TRAIP regulates replication fork recovery and progression via PCNA
- Cell Discov. 2016 Jun 28;2:16016. doi: 10.1038/celldisc.2016.16.
- 1. School of Biomedical Sciences, LKS Faculty of Medicine, The University of Hong Kong, Pokfulam, Hong Kong S.A.R., China; Centre for Cancer Research, LKS Faculty of Medicine, The University of Hong Kong, Pokfulam, Hong Kong S.A.R., China.
- 2. School of Biomedical Sciences, LKS Faculty of Medicine, The University of Hong Kong, Pokfulam, Hong Kong S.A.R., China.
- 3. Life Sciences Institute, Zhejiang University, Zhejiang, China.
- 4. College of Life Sciences, South China Agricultural University, Guangzhou, China.

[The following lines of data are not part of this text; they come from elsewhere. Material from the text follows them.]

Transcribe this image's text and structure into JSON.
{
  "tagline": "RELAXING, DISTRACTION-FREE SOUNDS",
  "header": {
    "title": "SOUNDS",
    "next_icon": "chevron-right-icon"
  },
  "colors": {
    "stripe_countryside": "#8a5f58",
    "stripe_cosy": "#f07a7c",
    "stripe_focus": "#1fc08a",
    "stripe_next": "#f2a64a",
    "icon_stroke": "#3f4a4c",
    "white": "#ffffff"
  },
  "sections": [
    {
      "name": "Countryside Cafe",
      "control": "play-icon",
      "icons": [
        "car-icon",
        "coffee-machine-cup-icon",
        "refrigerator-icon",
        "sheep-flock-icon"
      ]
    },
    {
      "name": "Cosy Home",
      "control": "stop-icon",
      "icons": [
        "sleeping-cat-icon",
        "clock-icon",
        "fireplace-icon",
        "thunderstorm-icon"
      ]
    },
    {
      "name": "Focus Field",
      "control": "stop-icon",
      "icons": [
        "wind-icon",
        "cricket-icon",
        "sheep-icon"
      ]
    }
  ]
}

- 5. School of Life Sciences, University of Science of Technology of China , Hefei, China.
- 6. School of Biomedical Sciences, LKS Faculty of Medicine, The University of Hong Kong, Pokfulam, Hong Kong S.A.R., China; Centre for Cancer Research, LKS Faculty of Medicine, The University of Hong Kong, Pokfulam, Hong Kong S.A.R., China; State Key Laboratory of Brain and Cognitive Sciences, The University of Hong Kong, Pokfulam, Hong Kong S.A.R., China.
PCNA is a central scaffold that coordinately assembles replication and repair machineries at DNA replication forks for faithful genome duplication. Here, we describe TRAIP (RNF206) as a novel PCNA-interacting factor that has important roles during mammalian replicative stress responses. We show that TRAIP encodes a nucleolar protein that migrates to stalled replication forks, and that this is accomplished by its targeting of PCNA via an evolutionarily conserved PIP box on its C terminus. Accordingly, inactivation of TRAIP or its interaction with the PCNA clamp compromised replication fork recovery and progression, and leads to chromosome instability. Together, our findings establish TRAIP as a component of the mammalian replicative stress response network, and implicate the TRAIP-PCNA axis in recovery of stalled replication forks.